If you’re worried about stashing away enough cash for your golden years, the IRS is making it easier to add to your nest egg. Beginning in 2013, taxpayers will be able to contribute even more to their qualified retirement accounts. Along with the increase in contribution limits, the IRS is also making a few other changes that could impact your retirement planning strategy.
How the New Numbers Add Up
For 2012, taxpayers were able to contribute up to $17,000 annually to an employer-sponsored retirement plan, including a 401(k), 403(b), 457 plan or a Thrift Savings Plan. In 2013, the new contribution limit will increase to $17,500 per year. The catch-up contribution limit, which applies to taxpayers aged 50 or older, remains fixed at $5,500 per year. If you’re supplementing your retirement savings with a traditional or Roth IRA, the IRS is also bumping up your contribution limit. Beginning in 2013, the yearly contribution limit rises from $5,000 to $5,500. The limit on catch-up contributions for taxpayers aged 50 and older will also increase to $6,500.
Deductions on Retirement Plan Contributions
The IRS is also making some adjustments in terms of deductions for contributions to a traditional IRA. Beginning in 2013, the deduction is phased out entirely for taxpayers who file single or head of household, are covered by an employer’s retirement plan and have a modified adjusted gross income (AGI) between $59,000 and $69,000, a slight increase over 2012 limits. For married couples who file jointly, the income phase-out range is $95,000 to $115,000, up from $92,000 to $112,000 in 2012. If you’re married and file jointly, the income phase-out limit ranges from $173,000 to $183,000 if only one of you is covered by an employer’s retirement plan.
Roth IRA Income Limits
Unlike a traditional IRA, you can only make contributions to a Roth IRA if your income is within certain limits. While qualified withdrawals are tax-free, you can’t deduct your contributions. For 2013, the IRS is increasing the income limits for Roth IRA contributions to $188,000 for married couples filing jointly, a $5,000 increase from 2012. Single filers or taxpayers who claim head of household will see the income phase-out limit increase to $127,000 in 2013. If you’re married but file separate turns and you’re already covered by an employer’s plan, the phase-out limit for contributions stays the same at $10,000.

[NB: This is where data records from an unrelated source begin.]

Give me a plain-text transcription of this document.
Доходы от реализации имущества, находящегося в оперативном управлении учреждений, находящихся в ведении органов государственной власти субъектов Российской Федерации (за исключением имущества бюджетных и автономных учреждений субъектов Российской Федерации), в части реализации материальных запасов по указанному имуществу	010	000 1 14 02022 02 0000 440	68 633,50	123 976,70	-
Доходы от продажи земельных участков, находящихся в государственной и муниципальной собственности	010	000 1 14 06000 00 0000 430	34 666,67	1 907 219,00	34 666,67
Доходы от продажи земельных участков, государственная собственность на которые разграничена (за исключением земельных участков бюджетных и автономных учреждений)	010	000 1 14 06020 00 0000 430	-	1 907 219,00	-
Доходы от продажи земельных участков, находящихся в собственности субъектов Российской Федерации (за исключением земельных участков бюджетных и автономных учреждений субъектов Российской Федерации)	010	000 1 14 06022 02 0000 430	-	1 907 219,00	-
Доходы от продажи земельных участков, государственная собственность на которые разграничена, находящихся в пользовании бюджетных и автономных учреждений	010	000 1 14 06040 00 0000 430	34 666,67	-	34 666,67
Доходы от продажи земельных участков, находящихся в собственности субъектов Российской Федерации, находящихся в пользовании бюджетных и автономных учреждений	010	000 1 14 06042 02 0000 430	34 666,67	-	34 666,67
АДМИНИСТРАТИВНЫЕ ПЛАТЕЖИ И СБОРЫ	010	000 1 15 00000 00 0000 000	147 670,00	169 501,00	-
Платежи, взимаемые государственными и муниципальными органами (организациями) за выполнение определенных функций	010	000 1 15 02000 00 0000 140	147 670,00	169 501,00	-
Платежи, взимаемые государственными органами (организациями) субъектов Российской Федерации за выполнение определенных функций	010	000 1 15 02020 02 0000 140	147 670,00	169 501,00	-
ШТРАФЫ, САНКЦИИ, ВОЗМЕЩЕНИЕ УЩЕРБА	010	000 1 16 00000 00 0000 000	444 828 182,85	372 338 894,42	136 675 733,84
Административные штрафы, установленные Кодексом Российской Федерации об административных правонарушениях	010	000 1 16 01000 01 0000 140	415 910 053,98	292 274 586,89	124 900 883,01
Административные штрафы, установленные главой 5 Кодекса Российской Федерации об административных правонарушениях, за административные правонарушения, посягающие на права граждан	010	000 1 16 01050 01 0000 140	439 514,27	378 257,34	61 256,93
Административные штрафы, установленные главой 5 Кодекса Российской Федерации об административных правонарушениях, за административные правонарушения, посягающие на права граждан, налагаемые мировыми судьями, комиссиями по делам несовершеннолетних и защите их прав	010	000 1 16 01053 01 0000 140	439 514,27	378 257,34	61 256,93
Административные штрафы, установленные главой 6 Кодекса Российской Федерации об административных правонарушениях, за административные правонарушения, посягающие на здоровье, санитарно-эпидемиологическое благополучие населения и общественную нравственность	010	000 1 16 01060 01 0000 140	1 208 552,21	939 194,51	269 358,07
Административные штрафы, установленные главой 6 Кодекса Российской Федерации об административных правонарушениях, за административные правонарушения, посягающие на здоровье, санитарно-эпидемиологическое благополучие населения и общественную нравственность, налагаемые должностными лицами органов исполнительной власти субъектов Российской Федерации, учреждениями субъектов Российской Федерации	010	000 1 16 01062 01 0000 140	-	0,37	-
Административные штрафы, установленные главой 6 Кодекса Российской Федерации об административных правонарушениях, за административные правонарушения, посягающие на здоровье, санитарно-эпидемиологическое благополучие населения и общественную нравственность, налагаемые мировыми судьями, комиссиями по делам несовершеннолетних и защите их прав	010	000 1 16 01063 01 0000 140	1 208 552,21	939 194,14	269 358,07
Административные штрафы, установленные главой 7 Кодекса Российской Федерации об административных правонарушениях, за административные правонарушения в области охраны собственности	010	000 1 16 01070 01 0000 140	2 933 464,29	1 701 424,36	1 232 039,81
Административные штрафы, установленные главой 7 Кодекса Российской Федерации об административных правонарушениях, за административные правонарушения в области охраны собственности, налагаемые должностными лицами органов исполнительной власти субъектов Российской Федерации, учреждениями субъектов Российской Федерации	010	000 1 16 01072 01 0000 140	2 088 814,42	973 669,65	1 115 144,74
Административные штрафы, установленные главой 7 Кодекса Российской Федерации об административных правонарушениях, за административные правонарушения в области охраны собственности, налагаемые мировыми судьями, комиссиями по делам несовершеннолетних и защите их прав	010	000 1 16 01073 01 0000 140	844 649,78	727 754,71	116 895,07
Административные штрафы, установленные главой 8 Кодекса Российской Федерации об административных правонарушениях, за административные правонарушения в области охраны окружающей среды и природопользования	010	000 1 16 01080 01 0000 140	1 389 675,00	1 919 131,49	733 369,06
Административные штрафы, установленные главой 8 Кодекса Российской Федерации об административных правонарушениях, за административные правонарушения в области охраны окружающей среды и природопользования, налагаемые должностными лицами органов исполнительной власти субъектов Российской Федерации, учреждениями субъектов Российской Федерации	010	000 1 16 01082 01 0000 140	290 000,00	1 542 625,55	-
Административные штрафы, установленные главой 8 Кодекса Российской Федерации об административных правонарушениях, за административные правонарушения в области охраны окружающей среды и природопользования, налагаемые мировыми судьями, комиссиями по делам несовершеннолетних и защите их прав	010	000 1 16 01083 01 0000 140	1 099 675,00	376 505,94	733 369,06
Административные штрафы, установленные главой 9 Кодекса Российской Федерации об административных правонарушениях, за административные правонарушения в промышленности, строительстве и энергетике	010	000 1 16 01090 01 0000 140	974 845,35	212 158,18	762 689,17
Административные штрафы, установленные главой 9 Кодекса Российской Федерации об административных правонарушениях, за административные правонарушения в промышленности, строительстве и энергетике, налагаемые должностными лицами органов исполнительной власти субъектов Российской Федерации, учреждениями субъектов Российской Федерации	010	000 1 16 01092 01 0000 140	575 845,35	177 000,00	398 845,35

Changes to the Saver’s Credit
The Saver’s Credit, also known as the retirement savings contribution credit, is designed to give low- and middle-income taxpayers a break on their tax bill. Depending on your tax filing status, you could qualify for up to a $2,000 credit just for contributing to your retirement account. In order to be eligible, your income must be below the limits specified by the IRS. In 2013, the adjusted gross income limit needed to qualify increases to $59,000 for married couples filing jointly, $44,250 for heads of household and $29,500 for single filers or married couples who file separate returns.
What It Means For You
The upcoming tax changes for retirement plan contributions are designed to help taxpayers keep up with the cost of inflation. Overall, the changes represent close to a 3% upwards adjustment. For taxpayers at the lower end of the income spectrum, it increases the likelihood of being eligible for the Saver’s Credit. For higher income earners, the new limits may make it easier to claim deductions for traditional IRA contributions or contribute to a Roth IRA for the first time.
Roth IRA Income Limits
“you can’t deduct your contributions”
If speaking of tax free, I’m pretty sure you can deduct your contributions tax free. It is the EARNINGS that you can’t deduct without penalty.